Getting Things Done (GTD) has been a framework that’s been in and out of my life for a decade or more, but it has never quite worked!
It has the promise of getting everything out of your head and into a “reliable system”, since “your mind is for having ideas, not holding them“. This is not a dig at David Allen who formulated this system building from others’ learnings. His most concise set of insights I have found is this post “Managing your projects with GTD”.
Parts of GTD that work for me
- Reference material. I have digital notes sorted by two top-level categories: Active Project Notes, and Reference Material. This means I do have one place where I know I can store information, and be able to find it later. That’s any mix of link, quotes, thoughts, projects plans, etc.
- Todo lists of next actions. GTD has a good insight, and that’s that a natural todo list doesn’t get done, because it’s a mix of actionable points, outcomes, and ill-defined ideas. Having a list of next actions means that you’ve thought ahead to what you should do next for all your open projects.
- Projects as outcomes. You don’t think of projects like “Car maintenance” but specific outcomes like “Car serviced”. It forces you to think about what the finish line for the project might look like.
Parts of GTD that don’t work for me
Many of these points may well be my own failings rather than the proposed GTD system. They’re about energy and motivation. They’re affected by the many times I let myself get distracted.

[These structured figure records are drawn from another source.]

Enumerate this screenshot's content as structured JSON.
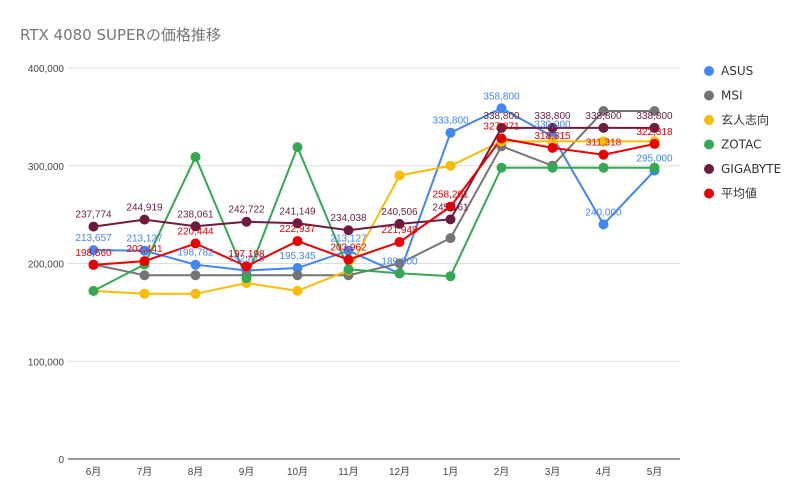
{
  "chart_data": {
    "type": "line",
    "title": "RTX 4080 SUPERの価格推移",
    "xlabel": "",
    "ylabel": "",
    "categories": [
      "6月",
      "7月",
      "8月",
      "9月",
      "10月",
      "11月",
      "12月",
      "1月",
      "2月",
      "3月",
      "4月",
      "5月"
    ],
    "ylim": [
      0,
      400000
    ],
    "yticks": [
      0,
      100000,
      200000,
      300000,
      400000
    ],
    "ytick_labels": [
      "0",
      "100,000",
      "200,000",
      "300,000",
      "400,000"
    ],
    "grid": true,
    "legend": "right",
    "series": [
      {
        "name": "ASUS",
        "color": "#4285f4",
        "values": [
          213657,
          213127,
          198782,
          192875,
          195345,
          213127,
          189800,
          333800,
          358800,
          330000,
          240000,
          295000
        ],
        "labels": [
          "213,657",
          "213,127",
          "198,782",
          "192,875",
          "195,345",
          "213,127",
          "189,800",
          "333,800",
          "358,800",
          "330,000",
          "240,000",
          "295,000"
        ]
      },
      {
        "name": "MSI",
        "color": "#757575",
        "values": [
          199000,
          188000,
          188000,
          188000,
          188000,
          188000,
          200000,
          226000,
          320000,
          300000,
          356000,
          356000
        ],
        "labels": []
      },
      {
        "name": "玄人志向",
        "color": "#fbbc04",
        "values": [
          172000,
          169000,
          169000,
          180000,
          172000,
          193000,
          290000,
          300000,
          325000,
          325000,
          325000,
          325000
        ],
        "labels": []
      },
      {
        "name": "ZOTAC",
        "color": "#34a853",
        "values": [
          172000,
          199000,
          309000,
          185000,
          319000,
          194000,
          190000,
          187000,
          298000,
          298000,
          298000,
          298000
        ],
        "labels": []
      },
      {
        "name": "GIGABYTE",
        "color": "#6d1b3f",
        "values": [
          237774,
          244919,
          238061,
          242722,
          241149,
          234038,
          240506,
          245161,
          338800,
          338800,
          338800,
          338800
        ],
        "labels": [
          "237,774",
          "244,919",
          "238,061",
          "242,722",
          "241,149",
          "234,038",
          "240,506",
          "245,161",
          "338,800",
          "338,800",
          "338,800",
          "338,800"
        ]
      },
      {
        "name": "平均値",
        "color": "#ea0000",
        "values": [
          198560,
          202441,
          220444,
          197198,
          222937,
          203962,
          221948,
          258201,
          327871,
          318315,
          311318,
          322318
        ],
        "labels": [
          "198,560",
          "202,441",
          "220,444",
          "197,198",
          "222,937",
          "203,962",
          "221,948",
          "258,201",
          "327,871",
          "318,315",
          "311,318",
          "322,318"
        ]
      }
    ]
  }
}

- Weekly review overwhelming. I’ve avoided the weekly review. It’s a point of pain. When trying to do one, I’ve mostly failed to get to the end, lucky if I’ve reviewed all the next actions in my lists. In other words, I don’t do a weekly review.
- Lack of priorities. I could have a list of next actions for my “work” context which has fifty next actions in it. GTD advises you to pick a next action based on your time available, energy available, etc. This is too much to ask for a list of fifty items, the overhead being too big. Since it’s too much to filter the list for a suitable next action, I default to not even looking at the context list, and instead running on the default mode of “who contacted me last?”.

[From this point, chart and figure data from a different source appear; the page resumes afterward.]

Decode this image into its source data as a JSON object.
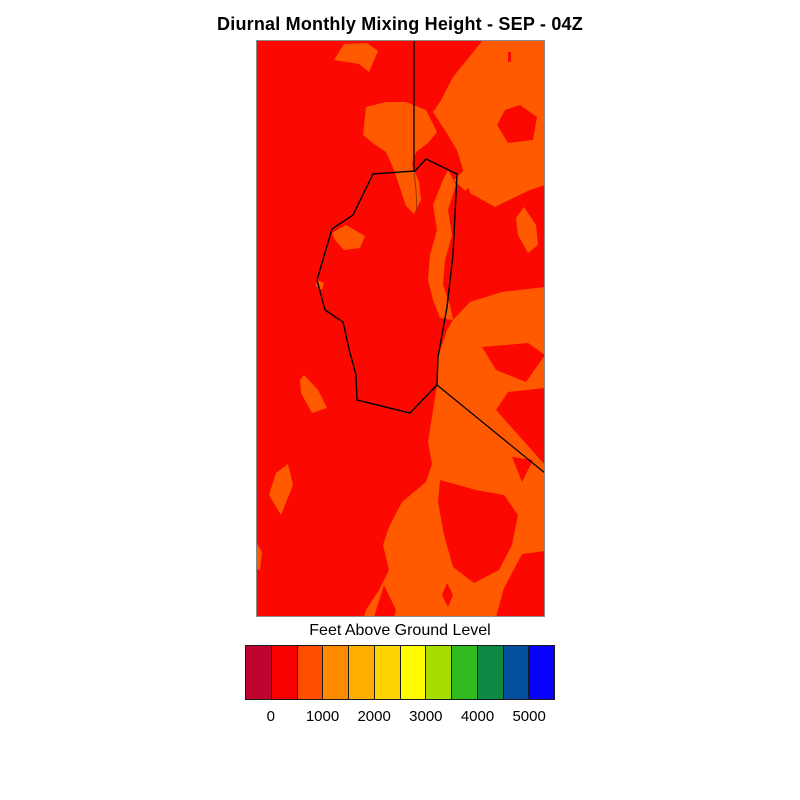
{
  "title": "Diurnal Monthly Mixing Height - SEP - 04Z",
  "colorbar": {
    "title": "Feet Above Ground Level",
    "tick_labels": [
      "0",
      "1000",
      "2000",
      "3000",
      "4000",
      "5000"
    ],
    "colors": [
      "#BE0532",
      "#F90000",
      "#FF4D00",
      "#FF8A00",
      "#FFAD00",
      "#FFD400",
      "#FFFB00",
      "#A6DC00",
      "#30BC20",
      "#0C8A44",
      "#05509E",
      "#0802FA"
    ]
  },
  "map": {
    "low_color": "#FB0900",
    "high_color": "#FF5A00",
    "boundary_color": "#000000",
    "thin_line_color": "#993300",
    "frame_color": "#8a8a8a"
  },
  "chart_data": {
    "type": "heatmap",
    "title": "Diurnal Monthly Mixing Height - SEP - 04Z",
    "colorbar_title": "Feet Above Ground Level",
    "tick_labels": [
      0,
      1000,
      2000,
      3000,
      4000,
      5000
    ],
    "contour_levels_ft": [
      -500,
      0,
      500,
      1000,
      1500,
      2000,
      2500,
      3000,
      3500,
      4000,
      4500,
      5000,
      5500
    ],
    "palette": [
      "#BE0532",
      "#F90000",
      "#FF4D00",
      "#FF8A00",
      "#FFAD00",
      "#FFD400",
      "#FFFB00",
      "#A6DC00",
      "#30BC20",
      "#0C8A44",
      "#05509E",
      "#0802FA"
    ],
    "map_fill_values_ft": {
      "red_regions": "0-500",
      "orange_regions": "500-1000"
    },
    "legend_position": "bottom"
  }
}
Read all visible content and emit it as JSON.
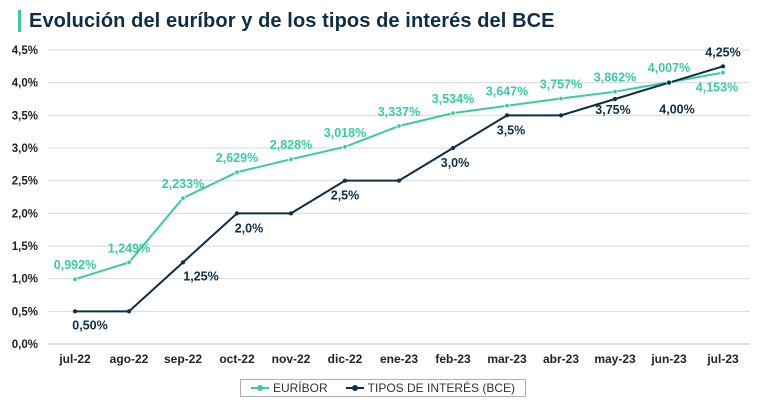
{
  "title": "Evolución del euríbor y de los tipos de interés del BCE",
  "colors": {
    "euribor": "#3cc9a8",
    "bce": "#0f2d45",
    "grid": "#d9d9d9",
    "axis_text": "#222222"
  },
  "legend": {
    "euribor_label": "EURÍBOR",
    "bce_label": "TIPOS DE INTERÉS (BCE)",
    "placement": "bottom"
  },
  "chart_data": {
    "type": "line",
    "title": "Evolución del euríbor y de los tipos de interés del BCE",
    "categories": [
      "jul-22",
      "ago-22",
      "sep-22",
      "oct-22",
      "nov-22",
      "dic-22",
      "ene-23",
      "feb-23",
      "mar-23",
      "abr-23",
      "may-23",
      "jun-23",
      "jul-23"
    ],
    "ylim": [
      0,
      4.5
    ],
    "yticks": [
      "0,0%",
      "0,5%",
      "1,0%",
      "1,5%",
      "2,0%",
      "2,5%",
      "3,0%",
      "3,5%",
      "4,0%",
      "4,5%"
    ],
    "grid": true,
    "series": [
      {
        "name": "EURÍBOR",
        "step": false,
        "values": [
          0.992,
          1.249,
          2.233,
          2.629,
          2.828,
          3.018,
          3.337,
          3.534,
          3.647,
          3.757,
          3.862,
          4.007,
          4.153
        ],
        "labels": [
          "0,992%",
          "1,249%",
          "2,233%",
          "2,629%",
          "2,828%",
          "3,018%",
          "3,337%",
          "3,534%",
          "3,647%",
          "3,757%",
          "3,862%",
          "4,007%",
          "4,153%"
        ]
      },
      {
        "name": "TIPOS DE INTERÉS (BCE)",
        "step": true,
        "values": [
          0.5,
          0.5,
          1.25,
          2.0,
          2.0,
          2.5,
          2.5,
          3.0,
          3.5,
          3.5,
          3.75,
          4.0,
          4.25
        ],
        "labels": [
          "0,50%",
          "",
          "1,25%",
          "2,0%",
          "",
          "2,5%",
          "",
          "3,0%",
          "3,5%",
          "",
          "3,75%",
          "4,00%",
          "4,25%"
        ]
      }
    ]
  }
}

- Scattered focus. The projects list is recommended to bit a list of all the active outcomes you’re going after. A project is any multi-step outcome you’re after. That results in the projects list being mixed with “New site launched” and home projects like “Floor cleaned”. Large projects like “New site launched” can go on for months, and it’s not clear at what line a project spawns off as a new sub-project.
- Universalism in practice. GTD is based on the belief that really does seem to make sense: that your mind is not a good place to store structured information of projects. The logical conclusion is that everything you ever think of possibly doing should be written down. The system over-relies on moving non-active projects to the “Someday / Maybe” list, which in itself has gotten out of hand for me in the past. The result is that I couldn’t even get through this list in one sitting. The list would be a non-contextualised list of projects ideas.

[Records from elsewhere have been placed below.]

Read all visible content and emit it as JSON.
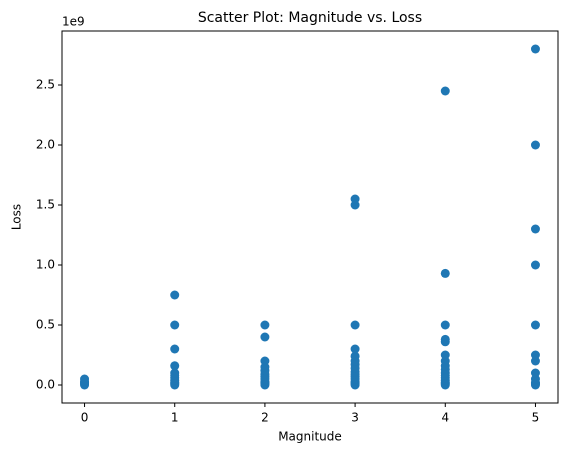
{
  "chart_data": {
    "type": "scatter",
    "title": "Scatter Plot: Magnitude vs. Loss",
    "x_label": "Magnitude",
    "y_label": "Loss",
    "y_offset_label": "1e9",
    "color": "#1f77b4",
    "x": [
      0,
      0,
      0,
      0,
      0,
      1,
      1,
      1,
      1,
      1,
      1,
      1,
      1,
      1,
      1,
      1,
      2,
      2,
      2,
      2,
      2,
      2,
      2,
      2,
      2,
      2,
      2,
      2,
      3,
      3,
      3,
      3,
      3,
      3,
      3,
      3,
      3,
      3,
      3,
      3,
      3,
      3,
      3,
      3,
      4,
      4,
      4,
      4,
      4,
      4,
      4,
      4,
      4,
      4,
      4,
      4,
      4,
      4,
      4,
      4,
      5,
      5,
      5,
      5,
      5,
      5,
      5,
      5,
      5,
      5,
      5,
      5
    ],
    "y": [
      0,
      0.01,
      0.02,
      0.03,
      0.05,
      0,
      0.01,
      0.02,
      0.04,
      0.06,
      0.08,
      0.1,
      0.16,
      0.3,
      0.5,
      0.75,
      0,
      0.01,
      0.02,
      0.03,
      0.05,
      0.07,
      0.09,
      0.12,
      0.15,
      0.2,
      0.4,
      0.5,
      0,
      0.01,
      0.02,
      0.03,
      0.05,
      0.07,
      0.09,
      0.11,
      0.14,
      0.17,
      0.2,
      0.24,
      0.3,
      0.5,
      1.5,
      1.55,
      0,
      0.01,
      0.02,
      0.04,
      0.06,
      0.08,
      0.1,
      0.13,
      0.16,
      0.2,
      0.25,
      0.36,
      0.38,
      0.5,
      0.93,
      2.45,
      0,
      0.01,
      0.02,
      0.05,
      0.1,
      0.2,
      0.25,
      0.5,
      1.0,
      1.3,
      2.0,
      2.8
    ],
    "xlim": [
      -0.25,
      5.25
    ],
    "ylim": [
      -0.15,
      2.95
    ],
    "xticks": [
      0,
      1,
      2,
      3,
      4,
      5
    ],
    "yticks": [
      {
        "value": 0,
        "label": "0.0"
      },
      0.5,
      {
        "value": 1,
        "label": "1.0"
      },
      1.5,
      {
        "value": 2,
        "label": "2.0"
      },
      2.5
    ]
  }
}
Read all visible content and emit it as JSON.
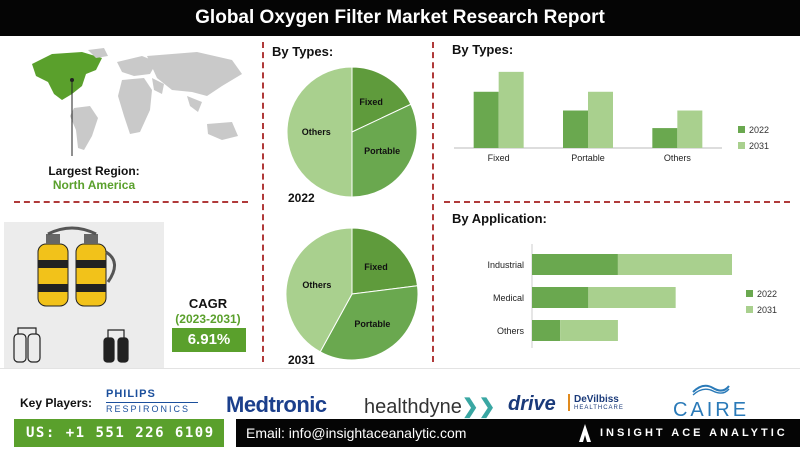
{
  "title": "Global Oxygen Filter Market Research Report",
  "region": {
    "label": "Largest Region:",
    "value": "North America"
  },
  "cagr": {
    "label": "CAGR",
    "period": "(2023-2031)",
    "value": "6.91%"
  },
  "pie_section_label": "By Types:",
  "key_players_label": "Key Players:",
  "logos": {
    "philips_top": "PHILIPS",
    "philips_bottom": "RESPIRONICS",
    "medtronic": "Medtronic",
    "healthdyne": "healthdyne",
    "drive": "drive",
    "devilbiss_top": "DeVilbiss",
    "devilbiss_bottom": "HEALTHCARE",
    "caire": "CAIRE"
  },
  "footer": {
    "phone": "US: +1 551 226 6109",
    "email": "Email: info@insightaceanalytic.com",
    "brand": "INSIGHT ACE ANALYTIC"
  },
  "colors": {
    "dark_green": "#5f9b3c",
    "mid_green": "#6aa84f",
    "light_green": "#a9d08e",
    "accent_green": "#5aa02c",
    "divider_red": "#b03a3a"
  },
  "chart_data": [
    {
      "type": "pie",
      "title": "2022",
      "labels": [
        "Fixed",
        "Portable",
        "Others"
      ],
      "values": [
        18,
        32,
        50
      ]
    },
    {
      "type": "pie",
      "title": "2031",
      "labels": [
        "Fixed",
        "Portable",
        "Others"
      ],
      "values": [
        23,
        35,
        42
      ]
    },
    {
      "type": "bar",
      "title": "By Types:",
      "categories": [
        "Fixed",
        "Portable",
        "Others"
      ],
      "series": [
        {
          "name": "2022",
          "values": [
            48,
            32,
            17
          ]
        },
        {
          "name": "2031",
          "values": [
            65,
            48,
            32
          ]
        }
      ],
      "ylim": [
        0,
        70
      ],
      "legend": "right"
    },
    {
      "type": "bar",
      "orientation": "horizontal-stacked",
      "title": "By Application:",
      "categories": [
        "Industrial",
        "Medical",
        "Others"
      ],
      "series": [
        {
          "name": "2022",
          "values": [
            61,
            40,
            20
          ]
        },
        {
          "name": "2031",
          "values": [
            81,
            62,
            41
          ]
        }
      ],
      "xlim": [
        0,
        142
      ],
      "legend": "right"
    }
  ]
}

- Over-simplification of everything being a next action. I’ve discussed how Cal Newport pointed this out.
- Assuming you have to process every piece of information constantly. Ryan Holiday in the book Stillness Is The Key talks about managing your inputs (see Tim Ferriss’ point on that). In my day job, there are more notifications that I could ever keep on top of. If I were to respond to each one, I would never reach a state of focus to get stuff done. This points me to possibly having something like a “sitting on it” place where I’d store references to projects that I might check back on in a week’s time… Ryan Holiday’s points on delaying processing information is an interesting one, but even then his approach points to prioritising info on where it came from to try to guess how important it is.
All of this has only resulted in being a failed practitioner of GTD, and thus feeling like a failure! GTD’s over-arching beliefs such as needing to have everything written down in a certain place implies that if you’re not following its fundamental rules that you’re not doing it again and that there is no alternative.
Mini-GTD working for me, to a certain extent
At work, I have managed to have a slice of GTD that looks like this:
- In one place, I have:
- Next Actions list
- Waiting On list
- Projects list, which I can drill down into my projects reference material (using the Workflowy tool). This breaks away from the GTD system in that my projects list and projects reference material are in one place.
- And I do have project reference material (not simple next-actions) for certain coordination contexts (that is one for my own team, and one for the higher team I’m part of). It’s a place where I can use structured hierarchical information and references to build up a picture of sticking points that I need input from others. I can see how I could distill this down into a more GTD-pure system, but having this structured info in one place works for me, rather than being only grouped by project reference information and simple next-actions.
My main point is that GTD is working out for me all this time later, in helping me structure what I want to get done, but the restriction is that a universal system that covers my entire life seems at this point out of reach.